Diji Yang,Jinmeng Rao,Kezhen Chen,Xiaoyuan Guo,Yawen Zhang,Jie Yang,Yi Zhang
2024-05-15
Abstract:Although the Retrieval-Augmented Generation (RAG) paradigms can use external knowledge to enhance and ground the outputs of Large Language Models (LLMs) to mitigate generative hallucinations and static knowledge base problems, they still suffer from limited flexibility in adopting Information Retrieval (IR) systems with varying capabilities, constrained interpretability during the multi-round retrieval process, and a lack of end-to-end optimization. To address these challenges, we propose a novel LLM-centric approach, IM-RAG, that integrates IR systems with LLMs to support multi-round RAG through learning Inner Monologues (IM, i.e., the human inner voice that narrates one's thoughts). During the IM process, the LLM serves as the core reasoning model (i.e., Reasoner) to either propose queries to collect more information via the Retriever or to provide a final answer based on the conversational context.
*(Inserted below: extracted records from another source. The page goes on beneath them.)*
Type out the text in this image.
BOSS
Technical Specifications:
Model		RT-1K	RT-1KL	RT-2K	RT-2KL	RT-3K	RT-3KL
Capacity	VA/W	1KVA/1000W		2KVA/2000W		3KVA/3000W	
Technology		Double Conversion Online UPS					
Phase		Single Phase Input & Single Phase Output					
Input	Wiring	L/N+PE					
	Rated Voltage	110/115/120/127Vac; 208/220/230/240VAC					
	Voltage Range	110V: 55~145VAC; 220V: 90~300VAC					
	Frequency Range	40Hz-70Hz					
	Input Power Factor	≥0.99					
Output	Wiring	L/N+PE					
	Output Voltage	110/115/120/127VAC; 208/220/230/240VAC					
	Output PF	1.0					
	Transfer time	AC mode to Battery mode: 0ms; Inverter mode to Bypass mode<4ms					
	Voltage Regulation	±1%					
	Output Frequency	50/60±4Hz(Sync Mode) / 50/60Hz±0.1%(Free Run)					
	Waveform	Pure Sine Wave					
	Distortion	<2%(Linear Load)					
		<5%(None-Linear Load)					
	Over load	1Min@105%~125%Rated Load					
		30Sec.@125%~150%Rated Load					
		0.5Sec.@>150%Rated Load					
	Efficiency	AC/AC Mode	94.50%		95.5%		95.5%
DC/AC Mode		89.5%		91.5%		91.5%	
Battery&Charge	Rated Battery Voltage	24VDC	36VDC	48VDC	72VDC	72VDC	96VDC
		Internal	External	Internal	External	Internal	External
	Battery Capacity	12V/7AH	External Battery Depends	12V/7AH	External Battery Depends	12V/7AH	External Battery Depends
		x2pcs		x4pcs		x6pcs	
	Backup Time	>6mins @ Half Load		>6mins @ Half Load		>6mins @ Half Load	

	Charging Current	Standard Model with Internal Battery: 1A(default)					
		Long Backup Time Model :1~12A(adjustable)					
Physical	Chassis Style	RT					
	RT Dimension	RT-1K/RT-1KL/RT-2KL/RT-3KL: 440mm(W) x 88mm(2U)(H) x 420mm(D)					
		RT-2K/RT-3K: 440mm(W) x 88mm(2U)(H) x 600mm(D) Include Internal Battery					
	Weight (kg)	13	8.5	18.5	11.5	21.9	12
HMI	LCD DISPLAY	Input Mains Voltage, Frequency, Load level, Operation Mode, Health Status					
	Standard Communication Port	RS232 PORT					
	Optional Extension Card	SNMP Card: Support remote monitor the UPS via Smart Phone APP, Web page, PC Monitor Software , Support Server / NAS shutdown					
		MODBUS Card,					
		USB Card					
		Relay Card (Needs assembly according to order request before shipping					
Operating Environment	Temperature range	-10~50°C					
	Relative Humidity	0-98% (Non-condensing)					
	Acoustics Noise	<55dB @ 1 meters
We also introduce a Refiner that improves the outputs from the Retriever, effectively bridging the gap between the Reasoner and IR modules with varying capabilities and fostering multi-round communications. The entire IM process is optimized via Reinforcement Learning (RL) where a Progress Tracker is incorporated to provide mid-step rewards, and the answer prediction is further separately optimized via Supervised Fine-Tuning (SFT). We conduct extensive experiments with the HotPotQA dataset, a popular benchmark for retrieval-based, multi-step question-answering. The results show that our approach achieves state-of-the-art (SOTA) performance while providing high flexibility in integrating IR modules as well as strong interpretability exhibited in the learned inner monologues.
Computation and Language,Artificial Intelligence,Information Retrieval
What problem does this paper attempt to address?
This paper proposes a solution to the limitations of large language models (LLMs) in generative hallucination and static knowledge problems. Although current methods can improve the accuracy and reliability of LLMs' outputs through information retrieval (IR) systems, they lack flexibility, interpretability in multi-round retrieval processes, and end-to-end optimization. Therefore, the paper introduces a new approach called IM-RAG, which supports multi-round retrieval-enhanced generation by learning "inner monologue" (IM). The core of IM-RAG is a reasoning model (Reasoner) based on LLMs, which can generate queries as needed to obtain more information or provide the final answer based on the dialogue context. In addition, a Refiner component is introduced to improve the output of the retriever, bridging the gap between different capability reasoning modules and IR modules, facilitating multi-round interaction. The entire IM process is optimized through reinforcement learning (RL) and utilizes a progress tracker to provide intermediate step rewards. Finally, answer prediction is further optimized through supervised fine-tuning (SFT). Experiments are conducted on the HotPotQA dataset, which is used to evaluate retrieval-based multi-step question-answering tasks. The results show that the IM-RAG method achieves state-of-the-art performance while providing high flexibility to integrate IR modules with different capabilities, and demonstrates strong interpretability in the learned inner monologue.